Par un mémoire en défense, enregistré le 26 octobre 2022, le ministre de l'intérieur et des outre-mer conclut au non-lieu à statuer et s'en remet à la sagesse du tribunal s'agissant des conclusions relatives aux frais d'instance.
Il fait valoir qu'il a à nouveau donné instruction à l'autorité consulaire française à Dakar de délivrer les visas sollicités.
Vu les pièces du dossier.
Vu :
- le code de l'entrée et du séjour des étrangers et du droit d'asile ;
- le code de justice administrative.
Le président du tribunal a désigné M. Bouchardon, premier conseiller, pour statuer sur les demandes de référé en application de l'article L. 511-2 du code de justice administrative.

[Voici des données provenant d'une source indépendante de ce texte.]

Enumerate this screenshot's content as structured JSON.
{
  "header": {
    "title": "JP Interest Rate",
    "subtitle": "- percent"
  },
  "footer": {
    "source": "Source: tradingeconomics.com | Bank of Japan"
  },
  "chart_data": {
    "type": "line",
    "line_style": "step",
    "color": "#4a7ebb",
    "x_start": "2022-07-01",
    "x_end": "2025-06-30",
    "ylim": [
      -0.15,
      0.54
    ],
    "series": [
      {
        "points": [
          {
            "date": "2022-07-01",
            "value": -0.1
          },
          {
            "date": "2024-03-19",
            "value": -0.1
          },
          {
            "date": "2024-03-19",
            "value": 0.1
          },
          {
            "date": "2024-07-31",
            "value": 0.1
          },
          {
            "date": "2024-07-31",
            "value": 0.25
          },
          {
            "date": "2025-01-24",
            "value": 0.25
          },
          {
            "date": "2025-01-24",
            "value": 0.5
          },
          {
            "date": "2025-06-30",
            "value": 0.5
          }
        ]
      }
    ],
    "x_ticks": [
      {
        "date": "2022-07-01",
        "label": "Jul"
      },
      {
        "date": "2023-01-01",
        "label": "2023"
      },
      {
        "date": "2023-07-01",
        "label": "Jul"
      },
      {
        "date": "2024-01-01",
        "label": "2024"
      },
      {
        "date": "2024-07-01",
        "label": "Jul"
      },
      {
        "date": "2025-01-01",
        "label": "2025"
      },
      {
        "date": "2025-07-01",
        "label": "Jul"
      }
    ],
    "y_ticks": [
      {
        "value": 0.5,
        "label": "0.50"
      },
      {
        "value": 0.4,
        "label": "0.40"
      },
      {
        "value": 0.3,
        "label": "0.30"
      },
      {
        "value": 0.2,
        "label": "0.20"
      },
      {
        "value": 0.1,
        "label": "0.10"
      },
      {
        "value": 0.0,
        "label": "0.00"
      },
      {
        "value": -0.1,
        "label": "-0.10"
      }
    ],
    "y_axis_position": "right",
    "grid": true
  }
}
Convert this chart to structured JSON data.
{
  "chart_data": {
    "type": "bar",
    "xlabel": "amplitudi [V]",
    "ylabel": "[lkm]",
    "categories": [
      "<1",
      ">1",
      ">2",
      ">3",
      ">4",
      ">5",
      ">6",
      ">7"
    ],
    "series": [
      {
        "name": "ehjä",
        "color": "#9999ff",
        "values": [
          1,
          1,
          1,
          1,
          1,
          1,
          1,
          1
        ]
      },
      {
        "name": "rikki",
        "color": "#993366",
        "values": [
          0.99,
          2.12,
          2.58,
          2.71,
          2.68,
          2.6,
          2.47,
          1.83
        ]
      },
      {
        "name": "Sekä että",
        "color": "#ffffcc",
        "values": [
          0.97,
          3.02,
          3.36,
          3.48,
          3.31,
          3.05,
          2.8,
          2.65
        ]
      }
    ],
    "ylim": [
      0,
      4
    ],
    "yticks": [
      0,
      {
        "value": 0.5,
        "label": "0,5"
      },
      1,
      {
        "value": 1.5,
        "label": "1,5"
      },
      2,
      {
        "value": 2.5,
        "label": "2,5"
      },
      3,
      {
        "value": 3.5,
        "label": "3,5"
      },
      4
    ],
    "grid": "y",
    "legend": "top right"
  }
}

Les parties ont été régulièrement averties du jour de l'audience puis informées de la radiation de l'affaire du rôle du 2 novembre 2022.
Considérant ce qui suit :
1. Lorsque le juge des référés a estimé, au vu de la requête dont il est saisi, qu'il y avait lieu, non de la rejeter en l'état pour l'un des motifs mentionnés à l'article L. 522-3 du code de justice administrative, mais d'engager la procédure prévue à l'article L. 522-1 de ce code, il lui incombe de poursuivre cette procédure et, notamment, de tenir une audience publique. Il en va cependant différemment lorsque, après que cette procédure a été engagée, intervient un désistement ou un évènement rendant sans objet la requête. Dans ce cas, le juge des référés peut, dans le cadre de son office, donner acte du désistement ou constater un non-lieu sans tenir d'audience.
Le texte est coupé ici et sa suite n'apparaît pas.